Donna d’Aguiar was enjoying a brisket dinner at Famous Dave’s in Meridian on Wednesday evening with her daughter and two grandsons when she began choking.

Her daughter, Lisa Earnest, is a nurse, and one of the grandsons is training to be a nurse. But it was difficult for them to get the leverage needed to perform the Heimlich maneuver effectively.

So everyone in the barbecue restaurant seemed to jump to their feet to assist the family.

“A customer at the table came over and tried to help me,” said Earnest, who noted someone called 911. “All the staff and the manager ran over.”

But d’Aguiar began to slump and turn purple. Earnest feared that the paramedics wouldn’t arrive in time to save her mom. She needed somebody tall, with long arms, who also had some life-saving know-how.

Enter David Langenfeld, a cook who stands 6 feet 5 inches tall. He put his arms around d’Aguiar and deftly performed the Heimlich, dislodging the chunk of food from the woman’s throat.
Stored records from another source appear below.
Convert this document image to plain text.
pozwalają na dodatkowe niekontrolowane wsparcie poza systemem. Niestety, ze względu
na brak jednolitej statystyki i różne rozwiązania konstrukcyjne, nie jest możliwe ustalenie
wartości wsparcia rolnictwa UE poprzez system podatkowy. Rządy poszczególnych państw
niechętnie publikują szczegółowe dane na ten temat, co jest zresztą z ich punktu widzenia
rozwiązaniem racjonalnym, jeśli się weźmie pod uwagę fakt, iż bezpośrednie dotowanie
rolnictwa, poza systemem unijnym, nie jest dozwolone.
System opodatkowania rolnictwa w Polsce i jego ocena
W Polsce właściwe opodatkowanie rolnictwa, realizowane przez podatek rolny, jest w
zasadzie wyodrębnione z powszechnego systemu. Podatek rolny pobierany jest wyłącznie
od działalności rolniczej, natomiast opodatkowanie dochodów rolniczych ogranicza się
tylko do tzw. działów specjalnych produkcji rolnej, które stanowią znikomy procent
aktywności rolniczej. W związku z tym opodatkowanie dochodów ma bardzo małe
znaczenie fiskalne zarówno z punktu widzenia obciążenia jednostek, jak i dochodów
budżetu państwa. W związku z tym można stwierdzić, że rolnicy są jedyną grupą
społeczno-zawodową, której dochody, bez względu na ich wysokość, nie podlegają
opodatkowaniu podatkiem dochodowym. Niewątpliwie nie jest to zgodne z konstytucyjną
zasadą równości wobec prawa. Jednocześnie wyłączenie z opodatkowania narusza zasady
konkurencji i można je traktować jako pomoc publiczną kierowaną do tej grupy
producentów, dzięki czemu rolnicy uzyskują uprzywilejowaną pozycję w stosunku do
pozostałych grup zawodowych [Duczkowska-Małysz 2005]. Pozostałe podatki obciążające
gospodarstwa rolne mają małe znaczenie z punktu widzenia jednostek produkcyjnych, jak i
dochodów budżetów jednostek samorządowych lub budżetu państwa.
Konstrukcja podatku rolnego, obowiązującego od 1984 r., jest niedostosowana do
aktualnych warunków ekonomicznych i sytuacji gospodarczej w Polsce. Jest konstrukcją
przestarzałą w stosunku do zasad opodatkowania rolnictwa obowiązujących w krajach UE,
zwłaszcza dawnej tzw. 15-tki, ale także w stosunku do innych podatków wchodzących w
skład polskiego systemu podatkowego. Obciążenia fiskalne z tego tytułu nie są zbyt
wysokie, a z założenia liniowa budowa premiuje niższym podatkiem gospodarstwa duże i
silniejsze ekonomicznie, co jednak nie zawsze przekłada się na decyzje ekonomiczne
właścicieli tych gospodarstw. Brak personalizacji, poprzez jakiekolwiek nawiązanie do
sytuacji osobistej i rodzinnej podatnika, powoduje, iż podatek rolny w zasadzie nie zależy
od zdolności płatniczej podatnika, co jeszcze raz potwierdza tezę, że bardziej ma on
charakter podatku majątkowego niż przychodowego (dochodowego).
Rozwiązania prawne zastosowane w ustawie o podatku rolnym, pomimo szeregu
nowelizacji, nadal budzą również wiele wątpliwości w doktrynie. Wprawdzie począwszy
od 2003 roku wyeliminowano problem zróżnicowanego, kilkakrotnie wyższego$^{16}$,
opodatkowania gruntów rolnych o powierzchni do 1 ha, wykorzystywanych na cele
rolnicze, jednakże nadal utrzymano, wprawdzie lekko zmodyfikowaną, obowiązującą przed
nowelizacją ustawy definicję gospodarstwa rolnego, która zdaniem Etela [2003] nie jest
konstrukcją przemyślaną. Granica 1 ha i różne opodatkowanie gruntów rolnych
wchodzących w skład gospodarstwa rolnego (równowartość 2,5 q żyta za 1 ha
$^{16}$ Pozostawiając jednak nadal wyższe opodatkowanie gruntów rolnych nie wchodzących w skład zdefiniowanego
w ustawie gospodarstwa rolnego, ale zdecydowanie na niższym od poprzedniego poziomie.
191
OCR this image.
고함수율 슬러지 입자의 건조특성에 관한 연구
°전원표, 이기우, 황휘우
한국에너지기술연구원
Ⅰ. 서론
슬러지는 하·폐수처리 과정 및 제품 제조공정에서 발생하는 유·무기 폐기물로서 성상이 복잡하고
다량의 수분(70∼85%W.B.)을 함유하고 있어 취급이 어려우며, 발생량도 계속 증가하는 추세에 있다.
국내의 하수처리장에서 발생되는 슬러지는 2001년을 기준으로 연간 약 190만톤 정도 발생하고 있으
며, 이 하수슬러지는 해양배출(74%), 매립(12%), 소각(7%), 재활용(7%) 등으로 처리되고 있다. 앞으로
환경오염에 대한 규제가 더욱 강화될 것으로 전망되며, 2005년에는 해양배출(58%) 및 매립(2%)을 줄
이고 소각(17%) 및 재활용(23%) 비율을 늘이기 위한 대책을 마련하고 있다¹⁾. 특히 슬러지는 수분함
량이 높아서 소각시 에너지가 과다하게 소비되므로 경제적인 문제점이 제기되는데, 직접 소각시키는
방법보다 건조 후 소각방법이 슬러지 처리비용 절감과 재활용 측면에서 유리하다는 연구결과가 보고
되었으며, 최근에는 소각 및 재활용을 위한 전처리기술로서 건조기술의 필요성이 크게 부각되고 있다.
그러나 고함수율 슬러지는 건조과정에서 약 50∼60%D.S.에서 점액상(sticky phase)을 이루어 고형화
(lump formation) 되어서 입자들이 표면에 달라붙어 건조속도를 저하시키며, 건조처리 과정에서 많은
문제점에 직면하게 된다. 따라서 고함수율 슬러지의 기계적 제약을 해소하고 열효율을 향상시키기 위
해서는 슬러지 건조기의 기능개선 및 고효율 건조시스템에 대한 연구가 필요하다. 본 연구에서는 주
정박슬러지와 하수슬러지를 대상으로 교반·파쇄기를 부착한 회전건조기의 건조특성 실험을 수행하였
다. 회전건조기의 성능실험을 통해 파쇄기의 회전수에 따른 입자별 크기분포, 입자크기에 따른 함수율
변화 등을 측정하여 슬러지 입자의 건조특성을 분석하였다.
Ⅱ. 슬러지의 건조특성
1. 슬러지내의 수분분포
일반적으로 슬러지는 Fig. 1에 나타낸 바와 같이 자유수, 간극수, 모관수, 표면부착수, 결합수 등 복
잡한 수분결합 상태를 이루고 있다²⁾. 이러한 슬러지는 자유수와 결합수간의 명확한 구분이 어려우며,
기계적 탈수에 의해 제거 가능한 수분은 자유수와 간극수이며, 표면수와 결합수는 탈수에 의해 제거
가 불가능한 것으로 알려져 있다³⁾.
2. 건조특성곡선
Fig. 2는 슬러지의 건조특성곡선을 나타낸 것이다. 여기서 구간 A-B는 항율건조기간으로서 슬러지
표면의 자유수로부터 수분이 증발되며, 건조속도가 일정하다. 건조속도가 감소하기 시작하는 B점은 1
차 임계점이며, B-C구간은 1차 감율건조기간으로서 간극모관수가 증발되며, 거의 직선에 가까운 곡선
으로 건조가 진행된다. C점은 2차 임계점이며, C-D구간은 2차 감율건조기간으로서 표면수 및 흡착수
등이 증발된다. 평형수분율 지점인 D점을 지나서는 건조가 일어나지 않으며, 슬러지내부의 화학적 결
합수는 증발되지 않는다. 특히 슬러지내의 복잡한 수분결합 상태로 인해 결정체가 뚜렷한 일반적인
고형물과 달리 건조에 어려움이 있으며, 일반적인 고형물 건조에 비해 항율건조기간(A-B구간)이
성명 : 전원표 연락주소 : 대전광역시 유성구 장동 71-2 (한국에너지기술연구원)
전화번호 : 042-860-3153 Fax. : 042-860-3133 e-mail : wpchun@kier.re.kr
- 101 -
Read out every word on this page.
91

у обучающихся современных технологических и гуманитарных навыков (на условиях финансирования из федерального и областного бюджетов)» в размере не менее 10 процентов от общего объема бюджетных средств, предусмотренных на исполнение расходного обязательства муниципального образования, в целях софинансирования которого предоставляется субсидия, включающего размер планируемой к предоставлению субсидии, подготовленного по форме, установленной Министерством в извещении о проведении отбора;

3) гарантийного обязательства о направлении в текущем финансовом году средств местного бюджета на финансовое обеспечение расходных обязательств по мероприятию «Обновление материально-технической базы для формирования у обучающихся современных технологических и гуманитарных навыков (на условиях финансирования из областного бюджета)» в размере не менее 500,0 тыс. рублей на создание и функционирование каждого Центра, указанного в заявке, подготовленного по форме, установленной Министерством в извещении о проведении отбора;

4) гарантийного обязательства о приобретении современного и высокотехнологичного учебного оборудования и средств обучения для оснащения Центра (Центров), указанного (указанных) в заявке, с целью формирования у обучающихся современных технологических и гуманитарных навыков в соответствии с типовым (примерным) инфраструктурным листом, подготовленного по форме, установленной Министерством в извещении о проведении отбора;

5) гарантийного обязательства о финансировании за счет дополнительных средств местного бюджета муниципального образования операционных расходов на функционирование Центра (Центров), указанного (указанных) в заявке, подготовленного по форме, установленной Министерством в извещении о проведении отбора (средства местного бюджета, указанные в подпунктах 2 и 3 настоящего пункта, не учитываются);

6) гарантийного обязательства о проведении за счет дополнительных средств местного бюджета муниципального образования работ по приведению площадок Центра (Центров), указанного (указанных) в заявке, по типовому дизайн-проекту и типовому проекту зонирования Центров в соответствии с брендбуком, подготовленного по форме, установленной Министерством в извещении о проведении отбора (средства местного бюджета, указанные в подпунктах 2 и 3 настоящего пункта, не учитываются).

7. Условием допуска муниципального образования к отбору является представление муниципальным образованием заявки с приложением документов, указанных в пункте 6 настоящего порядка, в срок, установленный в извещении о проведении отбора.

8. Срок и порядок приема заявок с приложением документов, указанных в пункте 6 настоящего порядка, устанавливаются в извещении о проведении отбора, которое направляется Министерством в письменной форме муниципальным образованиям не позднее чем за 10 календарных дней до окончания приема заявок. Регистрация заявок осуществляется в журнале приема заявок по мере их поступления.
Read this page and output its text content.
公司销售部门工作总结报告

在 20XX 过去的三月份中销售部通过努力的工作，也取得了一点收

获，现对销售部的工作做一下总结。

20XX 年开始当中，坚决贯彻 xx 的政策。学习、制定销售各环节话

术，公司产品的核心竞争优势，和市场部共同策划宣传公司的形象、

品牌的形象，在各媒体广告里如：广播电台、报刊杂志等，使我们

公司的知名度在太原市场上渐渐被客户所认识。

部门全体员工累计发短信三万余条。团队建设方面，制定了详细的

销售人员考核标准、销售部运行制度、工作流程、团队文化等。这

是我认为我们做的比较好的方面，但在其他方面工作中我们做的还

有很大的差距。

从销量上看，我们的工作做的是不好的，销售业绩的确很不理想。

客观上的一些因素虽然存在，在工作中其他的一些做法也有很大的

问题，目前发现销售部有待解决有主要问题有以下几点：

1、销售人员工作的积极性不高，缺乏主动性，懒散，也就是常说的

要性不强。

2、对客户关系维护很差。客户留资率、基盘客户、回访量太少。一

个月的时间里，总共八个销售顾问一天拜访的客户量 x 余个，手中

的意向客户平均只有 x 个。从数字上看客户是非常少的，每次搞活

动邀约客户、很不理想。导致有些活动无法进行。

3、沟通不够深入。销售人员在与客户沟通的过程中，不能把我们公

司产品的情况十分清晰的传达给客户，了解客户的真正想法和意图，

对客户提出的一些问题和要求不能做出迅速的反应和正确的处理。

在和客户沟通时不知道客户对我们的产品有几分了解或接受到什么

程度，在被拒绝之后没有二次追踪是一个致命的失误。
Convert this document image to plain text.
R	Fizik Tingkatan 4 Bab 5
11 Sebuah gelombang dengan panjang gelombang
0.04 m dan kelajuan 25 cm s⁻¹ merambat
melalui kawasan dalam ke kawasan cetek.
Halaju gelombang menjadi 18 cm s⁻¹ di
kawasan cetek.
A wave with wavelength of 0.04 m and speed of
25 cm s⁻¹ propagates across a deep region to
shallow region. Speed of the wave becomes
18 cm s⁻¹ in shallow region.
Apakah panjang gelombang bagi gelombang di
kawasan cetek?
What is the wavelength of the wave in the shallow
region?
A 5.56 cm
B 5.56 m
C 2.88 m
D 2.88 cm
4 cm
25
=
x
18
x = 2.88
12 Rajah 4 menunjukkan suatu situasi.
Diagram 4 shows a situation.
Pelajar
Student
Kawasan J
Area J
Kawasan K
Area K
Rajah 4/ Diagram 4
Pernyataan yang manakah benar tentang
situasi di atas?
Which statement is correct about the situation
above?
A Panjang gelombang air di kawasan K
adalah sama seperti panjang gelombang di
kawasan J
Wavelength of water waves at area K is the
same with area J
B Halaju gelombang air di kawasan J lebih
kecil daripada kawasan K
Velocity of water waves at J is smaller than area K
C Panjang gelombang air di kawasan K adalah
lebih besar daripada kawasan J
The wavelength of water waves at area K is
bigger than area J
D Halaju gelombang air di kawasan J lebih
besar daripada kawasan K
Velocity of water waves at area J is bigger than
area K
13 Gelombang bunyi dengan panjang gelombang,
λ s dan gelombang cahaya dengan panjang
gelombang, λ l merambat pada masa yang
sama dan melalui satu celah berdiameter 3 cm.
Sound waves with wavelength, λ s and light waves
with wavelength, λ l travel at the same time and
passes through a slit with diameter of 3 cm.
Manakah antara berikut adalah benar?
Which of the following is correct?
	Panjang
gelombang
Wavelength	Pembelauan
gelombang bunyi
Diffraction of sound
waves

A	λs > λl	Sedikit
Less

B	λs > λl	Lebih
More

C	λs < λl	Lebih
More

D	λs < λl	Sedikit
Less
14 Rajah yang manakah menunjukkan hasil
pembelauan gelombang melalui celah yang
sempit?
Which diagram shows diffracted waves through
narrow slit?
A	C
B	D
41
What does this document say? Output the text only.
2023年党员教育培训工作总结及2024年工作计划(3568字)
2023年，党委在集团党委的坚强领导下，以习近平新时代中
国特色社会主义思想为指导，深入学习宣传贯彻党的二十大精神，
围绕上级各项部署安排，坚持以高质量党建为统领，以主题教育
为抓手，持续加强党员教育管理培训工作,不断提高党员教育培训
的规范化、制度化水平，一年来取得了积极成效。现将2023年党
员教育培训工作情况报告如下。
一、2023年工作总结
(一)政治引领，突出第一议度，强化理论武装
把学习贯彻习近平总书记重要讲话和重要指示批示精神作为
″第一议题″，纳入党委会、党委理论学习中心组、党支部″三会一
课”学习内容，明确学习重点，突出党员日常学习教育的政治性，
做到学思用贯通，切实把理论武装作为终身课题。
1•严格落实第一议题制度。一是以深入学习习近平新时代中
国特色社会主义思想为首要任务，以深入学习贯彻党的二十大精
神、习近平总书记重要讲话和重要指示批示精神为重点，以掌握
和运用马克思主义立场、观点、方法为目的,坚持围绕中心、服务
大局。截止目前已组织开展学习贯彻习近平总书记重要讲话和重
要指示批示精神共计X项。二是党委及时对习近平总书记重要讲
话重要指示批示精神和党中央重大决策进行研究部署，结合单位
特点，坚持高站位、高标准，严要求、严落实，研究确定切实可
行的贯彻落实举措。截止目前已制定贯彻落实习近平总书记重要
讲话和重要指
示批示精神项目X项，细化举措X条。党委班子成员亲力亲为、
Paramedics arrived moments later, but Earnest credits Langenfeld with saving her mother’s life.

Famous Dave’s manager Ken Adams, who tried to dislodge the food before Langenfeld came out, agrees. For the past couple of days he’s been ribbing the shy cook by playing “Holding Out for a Hero” on the music system when Langenfeld walks into the kitchen.

How does Langenfeld react?

“He’s like, ‘I’m just David, Ken,’ ” Adams said.

Langenfeld, who had never before used the Heimlich on a choking person, said he was full of adrenaline and relieved when the chunk of food came out. Customers applauded.

“It was a lot to take in all at once, so I just said, ‘OK, I’ve got to go,’ and went back to the kitchen,” he said.

D’Aguiar, 74, is still shaken up and wary of eating, but she is recovering, her daughter said. She’s also sore from repeated Heimlich attempts by several people; Earnest estimates the process took eight to 10 minutes.

The experience was terrifying for the whole family, but Earnest said she was surprised and relieved by the kindness people in the restaurant showed.

“The manager called me twice yesterday — really caring — and wants my mom to come back and give her a really nice dinner comped,” she said.

Earnest, who works in an operating room at St. Luke’s Regional Medical Center in Boise, said she was impressed by the rapid-fire, organized response to this emergency by the staff and customers. She fired off a letter to the editor praising the restaurant staff; it ran in Friday’s Statesman.

“If you’re in a hospital you expect that kind of response,” she said Friday afternoon. “In a restaurant, you don’t.

“The empathy factor is, I think, what’s missing in our society. It was just that human compassion was there. ... It was good to feel that in today’s world. I feel recharged.”